Director Josh Ruben has found a welcoming home in horror. Having had a successful release with his first film, Scare Me (2020), fans didn’t have to wait long as it was soon announced he would be directing another horror/comedy titled, WEREWOLVES WITHIN. Based on the Capcom video game of the same name, the film centers around a small town reluctantly banding together to survive not only a deadly snowstorm but the truth behind a mysterious creature terrorizing the community.
Recently, I had the chance to speak with Josh Ruben for the DVD/Blu-ray release of WEREWOLVES WITHIN. During our chat, we discussed everything from WEREWOLVES WITHIN‘s growing fandom, creating the werewolf transformation scene, and more.
How has it been seeing the fandom for WEREWOLVES WITHIN grow throughout this past year?
Josh Ruben: It’s really cool. Tony Hale DM’d me the other day and was like, this was great it was so funny. Kumail Nanjiani ran up to me at a screening of Ghostbusters: Afterlife, where I also saw Michaela Watkins (Trisha Anderton), who goes way back with Jason Reitman. I hadn’t seen her since we wrapped WEREWOLVES so I gave her a big hug. It’s surreal. It’s just as surreal as Scare Me was. Horror Twitter comes out of the woodwork when you’re in the middle of the pandemic and you’re like, oh my god, Barbara Crampton followed me. And it turns into getting people like Tony and Kumail and Michaela continuing to be like, I’d love to work with you. It’s wonderful. It’s amazing. I was just saying in another interview it’s really nice to hear people say [Werewolves Within] is going to be part of [their] winter rotation, or this is going to be in my Halloween queue. That’s really exciting. I’m also thinking maybe I should make one film for every season because everybody kind of gets in the mood for it [Laughs].
One of the many things I enjoyed about this film was the werewolf transformation. What was the most difficult part of executing the transformation?
Josh Ruben: We didn’t have an American Werewolf in London budget. The mythology or the adaptive mythology [we used] was that this person has control over it, they could quickly kind of tune into it and sort of make it come out. I think the hardest part was, it’s so different when you see the performer and the makeup to when you finish the film. When they came out with the full prosthetics and the outfit, we were like, oh, it’s going to be so terrifying, and instead, they were really cute and we were like, oh my god, what a cute button nose doggy [Laughs]. So then it was like okay, this is what we’re going to do. We’re going to focus on the eyes. That’s a biggie. Jaime O’Bradovich, who’s the colorist I’ve used for years, does this incredible thing wherein the color grade you can actually make skin sort of feel a little bit more alive, like almost giving it this sweaty sheen to it. So that was really cool. I’d say that was like a mild challenge, but otherwise, we were in the best position in the world, it was a different kind of werewolf which was designed by the brilliant creature designer, Constantine Sekeris. Otherwise yeah, it was just a hell of a ride I was happy to do. I just wish I had like five more days of werewolf stuff because that is super fun.
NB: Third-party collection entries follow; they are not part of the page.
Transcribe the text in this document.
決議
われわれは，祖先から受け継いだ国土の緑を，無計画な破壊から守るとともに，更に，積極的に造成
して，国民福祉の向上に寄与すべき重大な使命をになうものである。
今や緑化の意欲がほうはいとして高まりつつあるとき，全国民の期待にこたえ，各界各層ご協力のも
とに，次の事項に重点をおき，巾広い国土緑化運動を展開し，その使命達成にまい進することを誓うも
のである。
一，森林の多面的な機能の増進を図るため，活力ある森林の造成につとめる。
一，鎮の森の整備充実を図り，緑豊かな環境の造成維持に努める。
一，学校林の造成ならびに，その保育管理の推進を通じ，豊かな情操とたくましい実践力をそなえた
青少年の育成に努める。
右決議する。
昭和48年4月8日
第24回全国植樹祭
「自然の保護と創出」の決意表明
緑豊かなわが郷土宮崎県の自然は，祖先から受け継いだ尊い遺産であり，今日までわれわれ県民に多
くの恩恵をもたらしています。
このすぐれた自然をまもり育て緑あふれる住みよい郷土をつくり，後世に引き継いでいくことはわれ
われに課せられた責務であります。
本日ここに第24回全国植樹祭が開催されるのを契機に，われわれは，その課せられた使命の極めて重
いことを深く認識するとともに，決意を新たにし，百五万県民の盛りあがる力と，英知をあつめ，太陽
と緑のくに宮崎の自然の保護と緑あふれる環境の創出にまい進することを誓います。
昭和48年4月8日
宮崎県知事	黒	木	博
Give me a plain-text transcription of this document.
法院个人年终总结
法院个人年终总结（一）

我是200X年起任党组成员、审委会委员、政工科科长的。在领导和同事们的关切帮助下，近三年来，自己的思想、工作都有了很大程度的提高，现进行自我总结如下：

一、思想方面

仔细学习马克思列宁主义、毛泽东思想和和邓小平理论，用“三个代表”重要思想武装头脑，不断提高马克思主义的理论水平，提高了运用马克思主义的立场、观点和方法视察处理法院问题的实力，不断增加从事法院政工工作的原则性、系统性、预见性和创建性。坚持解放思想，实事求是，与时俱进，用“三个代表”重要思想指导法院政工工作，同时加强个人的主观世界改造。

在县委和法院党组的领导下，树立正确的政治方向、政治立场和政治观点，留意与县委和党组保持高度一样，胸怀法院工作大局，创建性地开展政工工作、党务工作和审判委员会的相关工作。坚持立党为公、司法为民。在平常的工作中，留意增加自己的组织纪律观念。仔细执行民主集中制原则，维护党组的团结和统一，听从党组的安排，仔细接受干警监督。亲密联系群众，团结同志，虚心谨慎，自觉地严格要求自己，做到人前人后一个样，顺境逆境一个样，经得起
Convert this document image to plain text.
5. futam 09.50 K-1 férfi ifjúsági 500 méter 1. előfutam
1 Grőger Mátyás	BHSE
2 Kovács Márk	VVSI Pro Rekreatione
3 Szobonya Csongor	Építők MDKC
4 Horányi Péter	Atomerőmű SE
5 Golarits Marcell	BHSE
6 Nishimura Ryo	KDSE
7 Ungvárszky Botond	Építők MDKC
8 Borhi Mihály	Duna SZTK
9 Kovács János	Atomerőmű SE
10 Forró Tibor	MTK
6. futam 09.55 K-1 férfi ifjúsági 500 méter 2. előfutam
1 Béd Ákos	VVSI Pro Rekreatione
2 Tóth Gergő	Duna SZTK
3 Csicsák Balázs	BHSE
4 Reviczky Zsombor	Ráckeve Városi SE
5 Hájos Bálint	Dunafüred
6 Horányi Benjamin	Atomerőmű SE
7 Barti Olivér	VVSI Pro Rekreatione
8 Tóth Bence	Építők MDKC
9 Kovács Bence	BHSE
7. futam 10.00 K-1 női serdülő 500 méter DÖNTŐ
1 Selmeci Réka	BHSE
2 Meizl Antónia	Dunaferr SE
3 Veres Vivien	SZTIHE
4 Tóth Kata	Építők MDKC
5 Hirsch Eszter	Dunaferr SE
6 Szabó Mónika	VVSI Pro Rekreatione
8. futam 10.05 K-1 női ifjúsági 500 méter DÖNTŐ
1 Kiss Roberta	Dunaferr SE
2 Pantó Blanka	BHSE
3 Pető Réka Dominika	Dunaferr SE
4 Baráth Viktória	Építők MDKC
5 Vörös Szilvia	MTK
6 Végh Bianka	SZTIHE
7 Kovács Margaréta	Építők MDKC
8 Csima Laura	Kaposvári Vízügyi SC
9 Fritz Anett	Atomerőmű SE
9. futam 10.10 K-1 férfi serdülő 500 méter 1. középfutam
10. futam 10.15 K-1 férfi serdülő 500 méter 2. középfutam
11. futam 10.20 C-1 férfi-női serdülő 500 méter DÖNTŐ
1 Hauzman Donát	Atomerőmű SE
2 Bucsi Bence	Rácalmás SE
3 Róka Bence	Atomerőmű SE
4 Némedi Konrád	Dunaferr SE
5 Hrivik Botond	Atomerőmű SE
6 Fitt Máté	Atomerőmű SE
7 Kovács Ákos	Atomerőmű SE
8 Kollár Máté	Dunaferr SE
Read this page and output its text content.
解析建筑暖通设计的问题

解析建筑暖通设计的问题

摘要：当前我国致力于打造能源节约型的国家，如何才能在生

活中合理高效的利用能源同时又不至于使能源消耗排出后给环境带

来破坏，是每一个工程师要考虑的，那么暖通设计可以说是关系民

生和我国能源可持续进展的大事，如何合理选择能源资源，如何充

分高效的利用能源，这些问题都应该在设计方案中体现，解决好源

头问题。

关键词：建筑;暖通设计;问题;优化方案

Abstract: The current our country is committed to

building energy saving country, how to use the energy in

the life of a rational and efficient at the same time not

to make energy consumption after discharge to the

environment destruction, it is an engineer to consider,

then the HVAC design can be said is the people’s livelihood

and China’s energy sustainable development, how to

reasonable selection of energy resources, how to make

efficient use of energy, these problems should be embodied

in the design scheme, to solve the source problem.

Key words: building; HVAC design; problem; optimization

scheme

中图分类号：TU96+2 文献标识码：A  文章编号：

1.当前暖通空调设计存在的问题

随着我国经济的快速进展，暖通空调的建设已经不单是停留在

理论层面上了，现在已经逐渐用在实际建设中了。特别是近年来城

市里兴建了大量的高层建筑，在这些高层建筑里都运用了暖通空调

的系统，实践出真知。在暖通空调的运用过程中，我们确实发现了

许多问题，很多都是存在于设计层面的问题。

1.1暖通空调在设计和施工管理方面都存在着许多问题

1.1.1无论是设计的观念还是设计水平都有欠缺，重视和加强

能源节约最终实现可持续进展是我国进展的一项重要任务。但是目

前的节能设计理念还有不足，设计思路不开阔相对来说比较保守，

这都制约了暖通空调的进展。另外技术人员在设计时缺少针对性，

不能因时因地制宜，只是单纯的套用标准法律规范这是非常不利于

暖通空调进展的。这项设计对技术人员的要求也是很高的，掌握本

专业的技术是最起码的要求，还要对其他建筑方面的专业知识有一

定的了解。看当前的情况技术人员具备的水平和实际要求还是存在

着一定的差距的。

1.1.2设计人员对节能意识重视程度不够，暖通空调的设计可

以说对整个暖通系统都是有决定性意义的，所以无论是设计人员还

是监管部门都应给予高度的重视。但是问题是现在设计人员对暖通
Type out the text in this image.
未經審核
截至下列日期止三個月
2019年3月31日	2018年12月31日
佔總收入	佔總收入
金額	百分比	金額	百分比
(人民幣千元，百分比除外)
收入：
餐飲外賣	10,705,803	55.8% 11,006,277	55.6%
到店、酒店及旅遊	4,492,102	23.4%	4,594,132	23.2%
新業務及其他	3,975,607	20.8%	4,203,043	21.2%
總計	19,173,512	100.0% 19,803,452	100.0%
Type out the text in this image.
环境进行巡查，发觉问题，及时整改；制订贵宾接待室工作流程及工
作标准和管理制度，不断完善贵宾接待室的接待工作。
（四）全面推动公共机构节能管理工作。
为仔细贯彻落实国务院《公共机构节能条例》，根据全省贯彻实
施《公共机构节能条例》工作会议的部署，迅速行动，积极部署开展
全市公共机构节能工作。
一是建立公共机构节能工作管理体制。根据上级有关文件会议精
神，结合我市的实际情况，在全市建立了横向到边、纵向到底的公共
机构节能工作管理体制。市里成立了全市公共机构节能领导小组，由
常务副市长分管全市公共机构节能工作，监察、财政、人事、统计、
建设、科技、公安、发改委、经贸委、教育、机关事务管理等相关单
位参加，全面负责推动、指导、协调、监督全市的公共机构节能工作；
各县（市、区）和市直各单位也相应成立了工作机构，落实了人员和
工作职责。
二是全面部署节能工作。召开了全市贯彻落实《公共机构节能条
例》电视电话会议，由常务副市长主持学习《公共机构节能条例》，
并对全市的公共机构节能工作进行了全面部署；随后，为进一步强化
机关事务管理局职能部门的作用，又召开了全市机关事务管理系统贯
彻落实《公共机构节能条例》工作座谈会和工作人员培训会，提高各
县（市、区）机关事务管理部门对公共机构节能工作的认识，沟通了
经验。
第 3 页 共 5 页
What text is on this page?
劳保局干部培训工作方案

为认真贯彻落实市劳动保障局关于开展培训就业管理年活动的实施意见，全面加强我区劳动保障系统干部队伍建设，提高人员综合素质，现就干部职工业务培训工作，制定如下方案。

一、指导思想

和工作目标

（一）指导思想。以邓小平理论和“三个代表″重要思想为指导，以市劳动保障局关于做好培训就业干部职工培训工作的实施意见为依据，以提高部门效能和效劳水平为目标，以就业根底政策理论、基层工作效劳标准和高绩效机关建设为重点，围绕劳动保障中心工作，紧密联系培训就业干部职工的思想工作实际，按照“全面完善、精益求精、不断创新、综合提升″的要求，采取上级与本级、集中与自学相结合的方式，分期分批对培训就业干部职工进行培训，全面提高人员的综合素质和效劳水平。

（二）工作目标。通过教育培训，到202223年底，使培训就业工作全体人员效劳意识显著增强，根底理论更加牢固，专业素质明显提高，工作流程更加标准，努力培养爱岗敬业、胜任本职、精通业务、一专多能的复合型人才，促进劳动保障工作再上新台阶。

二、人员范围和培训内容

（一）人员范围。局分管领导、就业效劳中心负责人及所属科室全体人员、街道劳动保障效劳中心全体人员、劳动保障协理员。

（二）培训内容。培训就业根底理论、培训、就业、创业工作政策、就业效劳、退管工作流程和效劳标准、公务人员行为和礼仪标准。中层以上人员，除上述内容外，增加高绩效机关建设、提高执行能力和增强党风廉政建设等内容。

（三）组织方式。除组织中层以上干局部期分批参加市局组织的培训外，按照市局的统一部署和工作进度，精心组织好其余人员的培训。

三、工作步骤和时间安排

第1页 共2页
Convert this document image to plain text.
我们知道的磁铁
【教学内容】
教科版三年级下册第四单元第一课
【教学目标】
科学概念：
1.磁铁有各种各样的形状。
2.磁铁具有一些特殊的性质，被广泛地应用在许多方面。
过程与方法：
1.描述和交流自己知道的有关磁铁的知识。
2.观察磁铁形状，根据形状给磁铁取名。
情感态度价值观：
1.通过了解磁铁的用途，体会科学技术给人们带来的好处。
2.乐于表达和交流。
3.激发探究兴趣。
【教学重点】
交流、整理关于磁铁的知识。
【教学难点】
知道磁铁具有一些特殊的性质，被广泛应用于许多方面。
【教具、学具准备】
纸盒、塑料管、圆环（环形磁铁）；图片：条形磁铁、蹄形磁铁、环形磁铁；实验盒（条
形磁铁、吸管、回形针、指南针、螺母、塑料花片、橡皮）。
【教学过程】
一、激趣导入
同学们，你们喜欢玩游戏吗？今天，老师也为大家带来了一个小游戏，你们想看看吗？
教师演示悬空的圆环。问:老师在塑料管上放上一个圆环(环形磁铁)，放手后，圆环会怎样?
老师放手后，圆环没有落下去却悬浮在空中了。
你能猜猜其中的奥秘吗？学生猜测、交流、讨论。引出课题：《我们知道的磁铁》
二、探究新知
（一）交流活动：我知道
With this being your sophomore film, what was your biggest takeaway from this experience?
Josh Ruben: I don’t know. I mean, I think I want to continue to make sure that as a 38-year-old white filmmaker that I’m not making films about 38-year-old white dudes all the time, or at least giving opportunities to people who don’t look like me and come from where I come from, because I’m going to learn more and feel more full surrounding myself with, like, not me [Laughs]. So, doing that, sending the elevator back down, helping out where I can.
I’m also really excited about this next chapter of my career where folks are coming to me and saying, I have this tiny script can you give me advice or would you be interested in producing it? I look up to people like Mark Duplass and he continues to shepherd people. Doesn’t matter, small movies, big stuff. [He] can go off and do The Morning Show, pay the bills, but then do the stuff he really cares about like Language Lesson with Natalie Morales. I definitely look up to Natalie a hell of a lot too. She’s killing it as a director, writer, and actor.
WEREWOLVES WITHIN and SCARE ME are both horror/comedies, so what is it about this subgenre you enjoy exploring the most?
Josh Ruben: I think it’s just dialing it all in. I still feel like a bit of a student of it and a chemist of it, like composing a decent scare, composing or channeling some kind of Carpenter, Freaky vibe, and then punctuating it with a laugh. The humor stuff I’ve been doing for a while and that’s kind of in my bones, but calibrating the spooky stuff is a big deal, it’s challenging. As a student of it, I’m always looking at what other folks are doing. Even sometimes in comedies, there are scary moments or exciting sorts of beats you forget about. That’s what I’m always excited about. Also, casting and bringing in people like Aya Cash if it’s Scare Me, or Harvey Guillén if it’s WEREWOLVES WITHIN. Having them play terror for real, but then being their funny selves. Bringing in a cast to the genre and working with them in the genre is really exciting. So continuing to do that is going to be at the top of the old list.
WEREWOLVES WITHIN is now available to own on Blu-ray and DVD.